Thursday 3 September 2015

HUMANISME & CULTURE :PHARÈS ZOGHBI (1919-2015)








" - Pourquoi Maître, écrivez-vous votre prénom avec Ph ? – Tanmîr (afféterie) ! » Pharès Zoghbi était un amoureux de la lettre mais sa passion ne se passait ni de l’esprit, ni de l’humour. Aux années 1990 et 2000 où je l’ai connu, il affichait toujours simplicité et générosité sur un visage d’enfant auréolé de chevelure blanche et où un regard malin perçait des lunettes minimales à monture dorée. Son dos semblait porter plus le poids d’une Culture à sauver, à transmettre et à en tirer un parti éducatif que celui des ans.
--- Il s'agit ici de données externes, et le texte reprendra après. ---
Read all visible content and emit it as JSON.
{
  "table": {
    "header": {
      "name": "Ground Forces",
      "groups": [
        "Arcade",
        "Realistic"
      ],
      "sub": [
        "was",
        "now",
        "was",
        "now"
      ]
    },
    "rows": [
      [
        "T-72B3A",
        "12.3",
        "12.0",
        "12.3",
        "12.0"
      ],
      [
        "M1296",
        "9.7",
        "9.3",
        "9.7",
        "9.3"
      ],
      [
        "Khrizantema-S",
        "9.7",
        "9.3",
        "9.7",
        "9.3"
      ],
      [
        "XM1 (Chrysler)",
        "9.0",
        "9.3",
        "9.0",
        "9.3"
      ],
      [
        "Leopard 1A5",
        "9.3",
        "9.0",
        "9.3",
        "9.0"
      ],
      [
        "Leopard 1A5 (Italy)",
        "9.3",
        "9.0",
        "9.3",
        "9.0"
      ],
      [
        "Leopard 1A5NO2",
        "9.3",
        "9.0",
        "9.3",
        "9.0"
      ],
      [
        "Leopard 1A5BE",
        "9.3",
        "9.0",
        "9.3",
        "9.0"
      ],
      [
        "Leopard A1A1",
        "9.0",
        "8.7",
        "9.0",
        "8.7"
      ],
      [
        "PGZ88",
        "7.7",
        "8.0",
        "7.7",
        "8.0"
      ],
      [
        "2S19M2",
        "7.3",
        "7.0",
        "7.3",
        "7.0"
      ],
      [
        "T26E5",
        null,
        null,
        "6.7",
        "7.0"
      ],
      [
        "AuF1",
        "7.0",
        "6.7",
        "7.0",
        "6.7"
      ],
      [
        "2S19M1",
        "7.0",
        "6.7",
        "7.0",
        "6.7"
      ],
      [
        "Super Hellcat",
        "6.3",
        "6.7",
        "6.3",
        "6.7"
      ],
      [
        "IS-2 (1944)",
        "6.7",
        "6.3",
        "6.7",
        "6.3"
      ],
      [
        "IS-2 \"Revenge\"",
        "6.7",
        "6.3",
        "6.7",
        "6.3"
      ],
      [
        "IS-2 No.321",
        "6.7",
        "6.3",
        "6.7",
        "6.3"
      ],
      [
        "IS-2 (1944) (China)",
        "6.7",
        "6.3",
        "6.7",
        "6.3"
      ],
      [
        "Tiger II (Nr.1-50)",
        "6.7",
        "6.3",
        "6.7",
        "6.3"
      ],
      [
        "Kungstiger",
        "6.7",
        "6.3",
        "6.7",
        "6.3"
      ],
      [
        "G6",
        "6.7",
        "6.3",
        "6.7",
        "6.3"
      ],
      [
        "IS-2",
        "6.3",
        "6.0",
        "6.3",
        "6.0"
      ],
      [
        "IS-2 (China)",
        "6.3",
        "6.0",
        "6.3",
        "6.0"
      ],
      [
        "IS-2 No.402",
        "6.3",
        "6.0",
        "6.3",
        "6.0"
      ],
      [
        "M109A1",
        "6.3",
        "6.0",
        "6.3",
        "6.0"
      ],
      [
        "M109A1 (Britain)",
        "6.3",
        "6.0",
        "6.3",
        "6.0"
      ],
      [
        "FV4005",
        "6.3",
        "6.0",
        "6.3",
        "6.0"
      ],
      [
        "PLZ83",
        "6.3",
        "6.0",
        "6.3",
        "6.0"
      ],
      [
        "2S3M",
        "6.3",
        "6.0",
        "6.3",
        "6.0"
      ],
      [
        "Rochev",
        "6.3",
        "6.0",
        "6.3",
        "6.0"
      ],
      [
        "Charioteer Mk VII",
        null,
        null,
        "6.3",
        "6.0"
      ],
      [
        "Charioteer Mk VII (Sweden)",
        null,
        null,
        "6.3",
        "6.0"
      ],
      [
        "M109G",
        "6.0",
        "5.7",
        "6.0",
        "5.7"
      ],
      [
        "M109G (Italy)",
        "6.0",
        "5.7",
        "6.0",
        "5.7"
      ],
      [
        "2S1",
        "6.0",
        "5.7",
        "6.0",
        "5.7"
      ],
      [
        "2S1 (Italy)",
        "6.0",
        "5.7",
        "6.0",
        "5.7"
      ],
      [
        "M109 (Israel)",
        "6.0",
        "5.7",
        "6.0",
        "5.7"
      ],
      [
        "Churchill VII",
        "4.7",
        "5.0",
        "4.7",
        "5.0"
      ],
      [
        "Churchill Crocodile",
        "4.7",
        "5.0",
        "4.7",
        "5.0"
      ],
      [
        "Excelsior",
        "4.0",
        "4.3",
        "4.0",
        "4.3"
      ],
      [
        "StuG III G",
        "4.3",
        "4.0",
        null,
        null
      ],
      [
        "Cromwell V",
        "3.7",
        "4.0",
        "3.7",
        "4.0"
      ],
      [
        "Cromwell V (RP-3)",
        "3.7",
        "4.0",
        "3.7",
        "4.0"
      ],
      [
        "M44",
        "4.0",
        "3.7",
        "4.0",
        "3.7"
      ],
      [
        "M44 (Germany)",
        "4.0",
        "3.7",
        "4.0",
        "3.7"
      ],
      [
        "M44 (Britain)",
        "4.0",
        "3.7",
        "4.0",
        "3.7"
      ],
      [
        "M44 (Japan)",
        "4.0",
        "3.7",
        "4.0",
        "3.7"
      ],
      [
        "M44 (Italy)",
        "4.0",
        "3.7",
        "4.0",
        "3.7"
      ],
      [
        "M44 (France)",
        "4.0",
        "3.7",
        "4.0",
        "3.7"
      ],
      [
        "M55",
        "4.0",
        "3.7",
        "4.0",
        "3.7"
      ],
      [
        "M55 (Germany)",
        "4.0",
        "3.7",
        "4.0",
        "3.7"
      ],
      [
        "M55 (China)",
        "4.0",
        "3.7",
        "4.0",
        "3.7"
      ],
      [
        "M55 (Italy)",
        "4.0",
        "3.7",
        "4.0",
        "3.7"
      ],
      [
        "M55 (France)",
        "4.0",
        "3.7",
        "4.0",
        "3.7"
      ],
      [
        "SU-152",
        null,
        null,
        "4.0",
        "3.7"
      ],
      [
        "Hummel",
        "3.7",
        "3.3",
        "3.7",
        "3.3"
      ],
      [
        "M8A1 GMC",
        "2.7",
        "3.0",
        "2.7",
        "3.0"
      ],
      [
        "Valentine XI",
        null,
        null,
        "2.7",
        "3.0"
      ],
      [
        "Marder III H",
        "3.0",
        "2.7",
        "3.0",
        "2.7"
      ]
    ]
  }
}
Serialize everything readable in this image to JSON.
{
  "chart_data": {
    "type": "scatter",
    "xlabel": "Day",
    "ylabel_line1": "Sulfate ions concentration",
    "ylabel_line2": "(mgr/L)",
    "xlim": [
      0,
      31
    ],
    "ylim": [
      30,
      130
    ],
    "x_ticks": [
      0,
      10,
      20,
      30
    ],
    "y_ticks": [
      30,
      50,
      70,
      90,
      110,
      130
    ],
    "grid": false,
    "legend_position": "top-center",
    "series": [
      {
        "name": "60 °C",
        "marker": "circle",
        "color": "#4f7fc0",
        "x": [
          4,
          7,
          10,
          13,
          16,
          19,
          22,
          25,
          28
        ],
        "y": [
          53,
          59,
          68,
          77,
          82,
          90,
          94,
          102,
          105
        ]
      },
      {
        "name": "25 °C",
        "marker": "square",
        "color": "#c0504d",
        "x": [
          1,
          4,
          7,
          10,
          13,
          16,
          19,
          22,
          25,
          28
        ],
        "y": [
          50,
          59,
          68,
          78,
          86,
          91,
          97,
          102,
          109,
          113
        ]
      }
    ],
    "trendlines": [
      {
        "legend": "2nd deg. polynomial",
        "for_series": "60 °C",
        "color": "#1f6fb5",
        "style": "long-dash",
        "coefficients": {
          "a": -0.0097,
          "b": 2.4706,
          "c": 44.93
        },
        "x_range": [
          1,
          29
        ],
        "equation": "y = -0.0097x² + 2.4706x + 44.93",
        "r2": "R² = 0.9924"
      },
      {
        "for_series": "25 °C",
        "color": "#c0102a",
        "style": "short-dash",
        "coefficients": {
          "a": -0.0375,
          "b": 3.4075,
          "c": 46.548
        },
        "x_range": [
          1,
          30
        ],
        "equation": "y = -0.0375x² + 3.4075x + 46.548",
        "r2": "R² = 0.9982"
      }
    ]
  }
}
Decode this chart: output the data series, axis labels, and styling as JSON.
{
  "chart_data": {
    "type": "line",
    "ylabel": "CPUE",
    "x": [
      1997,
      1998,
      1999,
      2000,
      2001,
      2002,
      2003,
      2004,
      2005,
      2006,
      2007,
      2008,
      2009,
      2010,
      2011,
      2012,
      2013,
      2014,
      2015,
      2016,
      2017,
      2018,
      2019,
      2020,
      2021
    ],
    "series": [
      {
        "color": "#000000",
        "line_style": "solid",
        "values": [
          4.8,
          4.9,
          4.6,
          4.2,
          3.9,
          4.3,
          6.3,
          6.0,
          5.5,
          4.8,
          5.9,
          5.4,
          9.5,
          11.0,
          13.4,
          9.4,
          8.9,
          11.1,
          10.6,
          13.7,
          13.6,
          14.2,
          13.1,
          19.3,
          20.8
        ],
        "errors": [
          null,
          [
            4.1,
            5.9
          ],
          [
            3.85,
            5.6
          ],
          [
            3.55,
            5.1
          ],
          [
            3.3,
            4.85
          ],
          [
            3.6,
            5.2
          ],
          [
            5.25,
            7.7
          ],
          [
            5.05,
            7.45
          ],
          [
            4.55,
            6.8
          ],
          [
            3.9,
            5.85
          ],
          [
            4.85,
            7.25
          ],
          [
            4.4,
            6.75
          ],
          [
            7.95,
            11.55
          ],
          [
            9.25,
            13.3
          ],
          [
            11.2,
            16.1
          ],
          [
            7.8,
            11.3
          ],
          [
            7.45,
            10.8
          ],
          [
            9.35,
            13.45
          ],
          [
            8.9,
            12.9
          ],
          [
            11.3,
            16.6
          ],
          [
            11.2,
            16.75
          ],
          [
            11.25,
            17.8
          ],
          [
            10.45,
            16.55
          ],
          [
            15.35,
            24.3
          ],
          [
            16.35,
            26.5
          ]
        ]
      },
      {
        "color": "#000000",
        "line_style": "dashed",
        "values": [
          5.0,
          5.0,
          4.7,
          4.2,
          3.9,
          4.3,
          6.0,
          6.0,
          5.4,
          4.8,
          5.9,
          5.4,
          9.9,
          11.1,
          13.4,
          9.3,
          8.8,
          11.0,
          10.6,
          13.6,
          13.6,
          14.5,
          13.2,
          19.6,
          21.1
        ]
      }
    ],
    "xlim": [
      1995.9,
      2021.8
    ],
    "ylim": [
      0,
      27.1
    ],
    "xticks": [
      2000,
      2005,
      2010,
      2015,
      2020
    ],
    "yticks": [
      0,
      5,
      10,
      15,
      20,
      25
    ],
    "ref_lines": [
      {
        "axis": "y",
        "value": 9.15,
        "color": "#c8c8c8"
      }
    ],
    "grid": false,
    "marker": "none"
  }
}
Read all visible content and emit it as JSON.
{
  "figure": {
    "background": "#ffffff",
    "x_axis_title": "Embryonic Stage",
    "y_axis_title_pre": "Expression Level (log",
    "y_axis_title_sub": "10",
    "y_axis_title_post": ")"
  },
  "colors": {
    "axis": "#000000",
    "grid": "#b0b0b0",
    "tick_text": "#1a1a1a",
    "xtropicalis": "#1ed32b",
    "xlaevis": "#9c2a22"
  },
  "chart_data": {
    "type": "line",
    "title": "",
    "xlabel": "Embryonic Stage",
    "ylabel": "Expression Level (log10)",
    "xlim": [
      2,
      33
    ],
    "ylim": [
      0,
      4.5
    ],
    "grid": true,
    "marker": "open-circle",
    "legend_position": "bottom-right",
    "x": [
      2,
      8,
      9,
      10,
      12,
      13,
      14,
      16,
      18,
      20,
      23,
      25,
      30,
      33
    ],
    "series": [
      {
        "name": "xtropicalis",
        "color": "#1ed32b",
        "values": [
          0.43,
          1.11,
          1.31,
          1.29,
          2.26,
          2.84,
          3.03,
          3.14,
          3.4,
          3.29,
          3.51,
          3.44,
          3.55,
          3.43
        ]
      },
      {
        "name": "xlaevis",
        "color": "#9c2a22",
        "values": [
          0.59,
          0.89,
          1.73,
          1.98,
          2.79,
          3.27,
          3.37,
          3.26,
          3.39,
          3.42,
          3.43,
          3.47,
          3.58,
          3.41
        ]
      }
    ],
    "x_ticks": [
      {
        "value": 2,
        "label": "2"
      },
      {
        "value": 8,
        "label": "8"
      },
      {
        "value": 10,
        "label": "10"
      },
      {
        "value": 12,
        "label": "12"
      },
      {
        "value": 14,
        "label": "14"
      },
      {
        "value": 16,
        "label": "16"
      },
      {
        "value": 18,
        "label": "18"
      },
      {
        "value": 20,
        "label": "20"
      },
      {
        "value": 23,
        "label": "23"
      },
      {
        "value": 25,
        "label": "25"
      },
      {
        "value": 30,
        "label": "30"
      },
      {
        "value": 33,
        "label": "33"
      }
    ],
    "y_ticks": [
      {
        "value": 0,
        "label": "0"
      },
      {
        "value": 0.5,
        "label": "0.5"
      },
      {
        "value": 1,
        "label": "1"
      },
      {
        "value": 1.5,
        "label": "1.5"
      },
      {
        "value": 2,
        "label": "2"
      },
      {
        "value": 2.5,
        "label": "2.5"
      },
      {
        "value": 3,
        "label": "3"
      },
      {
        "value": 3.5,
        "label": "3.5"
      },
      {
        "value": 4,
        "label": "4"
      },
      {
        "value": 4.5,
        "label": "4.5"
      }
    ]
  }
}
           Né dans le Minas Gerais au Brésil, orphelin à 6 ans, il revient à Cornet Chahwan dans sa douzième année avec le portugais pour unique bagage. Elève au collège de la Sagesse, étudiant à la faculté de Droit de l’USJ, il maîtrise le français et l’arabe. Dans A livres ouverts: Une vie de souvenirs (Dar annahar, 1998), on le voit se rendre à la fin des années 1930 à la Librairie Antoine de Bab Idriss pour se procurer Le Temps et L’Action française.  L’ouvrage raconte, à travers des anecdotes savoureuses, comment s’est façonné son itinéraire.
          Avocat chevronné, il dote Le Nahar  de son ami Ghassan Tuéni d’un règlement intérieur qui met la rédaction du journal à l’abri total de ses propriétaires. Chargé de discuter avec Georges Naccache l’achat de L’Orient, il sort après de longues heures d’âpres discussions en disant : « Il connaît très bien Péguy ! » De passer maître dans le règlement des dossiers ne le distrayait jamais d’une voluptueuse fréquentation de la culture, une culture dans laquelle il cherchait le salut du Liban et un rempart vigoureux contre la violence et la guerre. Son aptitude juridique, son vaste savoir et ses affinités littéraires s’inscrivaient dans un engagement éthique et philosophique pour l’être humain, la personne comme le montre son long compagnonnage de la revue Esprit fondée par Emmanuel Mounier : il en possédait tous les numéros (privilège unique de lettré) et il a reçu la confiance de ses comités de rédaction successifs qu’il guidait dans le dédale libanais.
          Sa passion du livre imprimé auquel il consacra sa fortune donna une riche bibliothèque où il aimait recevoir et guider et dans les jardins de laquelle il invitait. Il en sut faire don, avec le domaine qui l’entoure, à l’USJ, à Cornet Chahwan, au Liban, à la culture, l’humanisme et la liberté. Elle préserve aujourd’hui son nom, son exemple et des pans de son ironie.
           En ce, Pharès Zoghbi a réussi à faire de sa mort une généreuse et brillante plaidoirie.